En définitive, le CPE n'apportera aux entreprises aucune incitation supplémentaire à l'embauche. En revanche, les dommages collatéraux pour les jeunes salariés seront considérables. Comment faire valoir ses droits lorsque l'on peut être licencié sans motif ? Comment faire respecter sa dignité alors qu'à la moindre contrariété l'employeur peut mettre fin au contrat de travail ? Selon une récente étude de la SOFRES, 40 % des salariés du privé déclarent ne pas se syndiquer « par peur des représailles » ; il est fort à craindre que ce chiffre n'atteigne 100 % parmi ces jeunes en situation précaire. Quant au droit de grève, il demeurera pendant deux ans une possibilité bien lointaine pour eux !

Au regard de son inefficacité et de l'importance de ses effets pervers, cette mesure doit de toute évidence être retirée. La gravité du chômage des jeunes ne peut justifier l'adoption de toutes sortes de mesures qui fragilisent le monde du travail, et nous devons nous méfier de l'alarmisme du Gouvernement, qui brandit l'épouvantail du chômage pour casser le code du travail.

Certes, le taux des actifs de moins de vingt-cinq ans en recherche d'emploi est en France, avec 23 %, l'un des plus élevés d'Europe. En revanche cette proportion tombe à 8, 1 % si l'on rapporte les jeunes chômeurs à l'ensemble de la population des quinze-vingt-cinq ans, soit un chiffre très comparable à celui de l'Angleterre.

Par ailleurs, le Premier ministre répète qu'il faut onze ans à un jeune pour s'insérer durablement sur le marché du travail. En réalité, trois ans après la sortie du système éducatif, 80 % des jeunes ont déjà un emploi, et les deux tiers travaillent en CDI. Dans ces conditions, on comprend mal pourquoi il faudrait infliger un CPE à toute la jeunesse alors que, pour sa plus grande partie, elle peut espérer travailler en CDI. Quant à la minorité de jeunes les plus en difficulté, elle restera de toute façon en dehors de ce dispositif.
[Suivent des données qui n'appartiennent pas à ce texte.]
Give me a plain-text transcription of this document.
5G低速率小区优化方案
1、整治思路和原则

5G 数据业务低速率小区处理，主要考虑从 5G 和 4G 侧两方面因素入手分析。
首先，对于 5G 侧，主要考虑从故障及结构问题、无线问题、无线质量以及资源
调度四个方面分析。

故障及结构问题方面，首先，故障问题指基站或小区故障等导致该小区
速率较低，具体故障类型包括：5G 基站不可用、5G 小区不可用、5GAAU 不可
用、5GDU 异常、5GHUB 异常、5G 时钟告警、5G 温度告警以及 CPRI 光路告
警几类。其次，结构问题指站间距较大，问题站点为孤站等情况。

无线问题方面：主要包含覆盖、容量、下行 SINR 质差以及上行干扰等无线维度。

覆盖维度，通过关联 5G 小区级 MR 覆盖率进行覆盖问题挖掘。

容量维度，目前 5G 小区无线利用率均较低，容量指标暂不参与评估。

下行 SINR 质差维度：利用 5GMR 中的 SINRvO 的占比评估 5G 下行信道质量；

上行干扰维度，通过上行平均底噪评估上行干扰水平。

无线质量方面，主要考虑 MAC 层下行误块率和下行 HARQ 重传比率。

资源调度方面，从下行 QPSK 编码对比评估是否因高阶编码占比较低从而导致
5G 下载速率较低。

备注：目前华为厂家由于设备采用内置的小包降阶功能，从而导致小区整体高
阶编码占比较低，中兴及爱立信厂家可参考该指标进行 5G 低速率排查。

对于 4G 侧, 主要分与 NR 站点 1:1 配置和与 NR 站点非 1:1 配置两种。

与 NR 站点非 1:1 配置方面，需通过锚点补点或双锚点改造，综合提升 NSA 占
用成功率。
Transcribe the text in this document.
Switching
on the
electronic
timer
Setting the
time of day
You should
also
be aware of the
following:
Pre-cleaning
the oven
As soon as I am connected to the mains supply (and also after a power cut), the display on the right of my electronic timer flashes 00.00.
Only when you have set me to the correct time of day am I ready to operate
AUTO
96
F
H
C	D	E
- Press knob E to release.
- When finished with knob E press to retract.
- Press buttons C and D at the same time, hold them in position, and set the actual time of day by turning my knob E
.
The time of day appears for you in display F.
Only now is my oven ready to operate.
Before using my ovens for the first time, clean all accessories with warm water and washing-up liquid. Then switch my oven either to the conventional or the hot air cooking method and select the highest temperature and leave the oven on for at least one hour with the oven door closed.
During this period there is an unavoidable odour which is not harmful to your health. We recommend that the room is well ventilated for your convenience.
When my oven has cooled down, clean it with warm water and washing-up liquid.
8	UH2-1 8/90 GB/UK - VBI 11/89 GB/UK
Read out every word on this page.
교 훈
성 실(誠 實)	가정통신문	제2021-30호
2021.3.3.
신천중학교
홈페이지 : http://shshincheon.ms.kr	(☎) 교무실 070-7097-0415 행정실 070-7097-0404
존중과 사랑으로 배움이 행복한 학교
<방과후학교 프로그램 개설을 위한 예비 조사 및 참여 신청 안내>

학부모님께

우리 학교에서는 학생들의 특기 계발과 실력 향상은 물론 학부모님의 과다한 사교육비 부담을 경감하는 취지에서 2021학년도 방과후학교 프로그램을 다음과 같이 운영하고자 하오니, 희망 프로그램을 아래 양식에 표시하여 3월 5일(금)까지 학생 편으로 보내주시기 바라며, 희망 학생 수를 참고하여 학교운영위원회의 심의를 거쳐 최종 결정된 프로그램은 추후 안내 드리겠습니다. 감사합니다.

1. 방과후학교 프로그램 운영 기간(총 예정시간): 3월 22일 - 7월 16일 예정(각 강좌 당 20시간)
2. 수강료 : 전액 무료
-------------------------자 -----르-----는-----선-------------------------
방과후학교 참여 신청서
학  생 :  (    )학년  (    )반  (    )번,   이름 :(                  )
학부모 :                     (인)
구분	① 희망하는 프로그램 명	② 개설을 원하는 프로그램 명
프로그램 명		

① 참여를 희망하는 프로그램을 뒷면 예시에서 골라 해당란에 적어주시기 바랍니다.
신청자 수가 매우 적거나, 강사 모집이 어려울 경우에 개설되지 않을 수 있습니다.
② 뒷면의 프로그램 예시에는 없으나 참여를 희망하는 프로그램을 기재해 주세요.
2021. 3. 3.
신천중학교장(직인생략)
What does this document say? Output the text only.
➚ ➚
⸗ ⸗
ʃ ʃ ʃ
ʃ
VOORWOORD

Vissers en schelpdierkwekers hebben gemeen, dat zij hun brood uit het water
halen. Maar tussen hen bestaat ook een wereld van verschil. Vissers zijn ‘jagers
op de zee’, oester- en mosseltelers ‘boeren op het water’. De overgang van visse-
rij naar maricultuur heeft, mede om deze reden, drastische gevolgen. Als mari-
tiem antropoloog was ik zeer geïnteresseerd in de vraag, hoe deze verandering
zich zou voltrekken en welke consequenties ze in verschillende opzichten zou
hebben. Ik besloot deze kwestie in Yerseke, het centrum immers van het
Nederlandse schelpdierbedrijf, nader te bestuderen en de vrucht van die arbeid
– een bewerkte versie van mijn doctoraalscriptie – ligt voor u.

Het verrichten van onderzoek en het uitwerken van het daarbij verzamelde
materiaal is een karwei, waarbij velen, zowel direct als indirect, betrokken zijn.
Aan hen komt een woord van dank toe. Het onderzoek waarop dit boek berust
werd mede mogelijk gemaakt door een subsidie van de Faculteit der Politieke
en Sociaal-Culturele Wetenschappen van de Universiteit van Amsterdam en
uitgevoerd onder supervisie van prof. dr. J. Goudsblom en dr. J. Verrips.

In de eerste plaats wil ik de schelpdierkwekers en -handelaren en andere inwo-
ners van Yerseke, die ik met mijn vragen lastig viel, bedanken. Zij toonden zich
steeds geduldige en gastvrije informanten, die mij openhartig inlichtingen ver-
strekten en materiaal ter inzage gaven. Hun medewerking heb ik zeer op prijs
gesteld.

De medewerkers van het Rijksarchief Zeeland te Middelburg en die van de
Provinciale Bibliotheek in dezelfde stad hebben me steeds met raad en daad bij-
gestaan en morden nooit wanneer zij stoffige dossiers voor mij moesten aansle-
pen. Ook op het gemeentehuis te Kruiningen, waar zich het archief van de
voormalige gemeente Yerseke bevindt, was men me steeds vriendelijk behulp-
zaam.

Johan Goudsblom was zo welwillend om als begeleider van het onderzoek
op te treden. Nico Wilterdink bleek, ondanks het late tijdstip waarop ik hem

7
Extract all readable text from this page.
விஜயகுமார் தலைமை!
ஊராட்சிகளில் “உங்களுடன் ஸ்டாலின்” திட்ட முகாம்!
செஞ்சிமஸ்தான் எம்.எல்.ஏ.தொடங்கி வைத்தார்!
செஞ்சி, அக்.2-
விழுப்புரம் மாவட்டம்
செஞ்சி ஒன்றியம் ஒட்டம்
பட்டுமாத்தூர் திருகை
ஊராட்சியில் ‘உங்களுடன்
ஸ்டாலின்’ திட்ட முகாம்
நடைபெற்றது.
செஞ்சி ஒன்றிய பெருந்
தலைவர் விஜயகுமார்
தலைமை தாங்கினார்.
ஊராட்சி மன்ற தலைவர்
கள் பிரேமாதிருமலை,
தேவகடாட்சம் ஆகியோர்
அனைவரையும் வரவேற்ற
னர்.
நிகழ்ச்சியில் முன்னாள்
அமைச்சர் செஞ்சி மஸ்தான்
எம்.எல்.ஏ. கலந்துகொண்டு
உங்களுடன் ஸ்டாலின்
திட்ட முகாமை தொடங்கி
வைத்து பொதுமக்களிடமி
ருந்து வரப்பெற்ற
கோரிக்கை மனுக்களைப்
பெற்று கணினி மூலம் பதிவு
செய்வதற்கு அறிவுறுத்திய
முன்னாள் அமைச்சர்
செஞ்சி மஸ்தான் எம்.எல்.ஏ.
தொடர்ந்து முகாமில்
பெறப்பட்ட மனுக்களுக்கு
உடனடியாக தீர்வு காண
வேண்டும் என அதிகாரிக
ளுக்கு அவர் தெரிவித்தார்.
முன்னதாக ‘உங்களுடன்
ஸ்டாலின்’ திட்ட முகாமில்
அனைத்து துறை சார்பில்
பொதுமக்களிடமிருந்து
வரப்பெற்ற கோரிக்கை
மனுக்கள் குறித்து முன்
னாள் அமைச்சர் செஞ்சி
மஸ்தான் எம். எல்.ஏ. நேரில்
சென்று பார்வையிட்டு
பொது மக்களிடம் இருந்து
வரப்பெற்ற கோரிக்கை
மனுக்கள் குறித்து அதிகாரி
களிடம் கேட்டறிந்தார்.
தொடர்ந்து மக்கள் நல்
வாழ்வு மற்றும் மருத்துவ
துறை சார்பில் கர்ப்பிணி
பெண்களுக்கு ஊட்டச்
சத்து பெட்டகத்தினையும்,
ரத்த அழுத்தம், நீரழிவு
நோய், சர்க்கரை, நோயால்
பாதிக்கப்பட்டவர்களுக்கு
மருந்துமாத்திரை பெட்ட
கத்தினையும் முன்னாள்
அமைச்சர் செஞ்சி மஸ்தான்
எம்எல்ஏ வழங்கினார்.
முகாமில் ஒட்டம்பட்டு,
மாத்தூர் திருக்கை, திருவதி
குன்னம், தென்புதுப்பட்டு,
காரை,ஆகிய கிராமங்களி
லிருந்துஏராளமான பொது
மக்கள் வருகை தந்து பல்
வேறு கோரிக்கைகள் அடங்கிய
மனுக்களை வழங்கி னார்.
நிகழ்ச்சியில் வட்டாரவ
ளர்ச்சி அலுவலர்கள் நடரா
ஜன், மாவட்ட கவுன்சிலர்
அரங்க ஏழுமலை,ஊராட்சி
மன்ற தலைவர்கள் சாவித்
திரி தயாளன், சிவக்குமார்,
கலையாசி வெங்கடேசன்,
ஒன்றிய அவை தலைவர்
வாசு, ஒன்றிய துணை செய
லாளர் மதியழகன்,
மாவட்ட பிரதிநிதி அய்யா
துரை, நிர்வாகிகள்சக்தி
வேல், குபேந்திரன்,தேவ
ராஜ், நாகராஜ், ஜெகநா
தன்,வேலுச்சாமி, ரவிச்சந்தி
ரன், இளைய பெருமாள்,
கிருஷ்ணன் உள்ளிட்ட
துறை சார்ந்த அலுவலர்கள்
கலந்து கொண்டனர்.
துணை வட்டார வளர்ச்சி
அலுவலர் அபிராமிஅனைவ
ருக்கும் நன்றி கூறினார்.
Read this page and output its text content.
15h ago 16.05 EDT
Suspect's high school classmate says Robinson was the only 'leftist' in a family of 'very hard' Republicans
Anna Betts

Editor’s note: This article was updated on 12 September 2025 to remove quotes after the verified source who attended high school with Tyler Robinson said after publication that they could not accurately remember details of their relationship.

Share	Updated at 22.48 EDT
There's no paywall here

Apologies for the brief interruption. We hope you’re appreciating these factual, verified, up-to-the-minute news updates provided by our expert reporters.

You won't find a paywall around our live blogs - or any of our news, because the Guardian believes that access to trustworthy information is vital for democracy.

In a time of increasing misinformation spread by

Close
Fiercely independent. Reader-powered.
Une autre voie existe, messieurs les ministres délégués, une méthode qui a permis entre 1997 et 2002 de réduire de 200 000 le nombre des jeunes au chômage. Mais, depuis le début de la législature, ce chiffre n'a cessé de recommencer d'augmenter, et l'on compte aujourd'hui 30 000 jeunes chômeurs supplémentaires, puisque vous vous êtes empressés de mettre à bas le système des emplois-jeunes, qui avait pourtant porté ses fruits.

Aujourd'hui, le Gouvernement cherche à tirer parti de ce bilan désastreux et à exploiter le désarroi grandissant des jeunes pour déréglementer le marché du travail. Mais ceux-ci ne sont pas prêts à n'importe quoi, croyez-le, car ils savent que d'autres solutions existent.

Ni le chômage ni la flexibilité des jeunes ne sont une fatalité ; la gauche l'a prouvé par le passé, et nous nous proposons de recommencer aujourd'hui en vous invitant à supprimer de l'article 3 bis, qui est vraiment indigne du marché du travail au xxie siècle.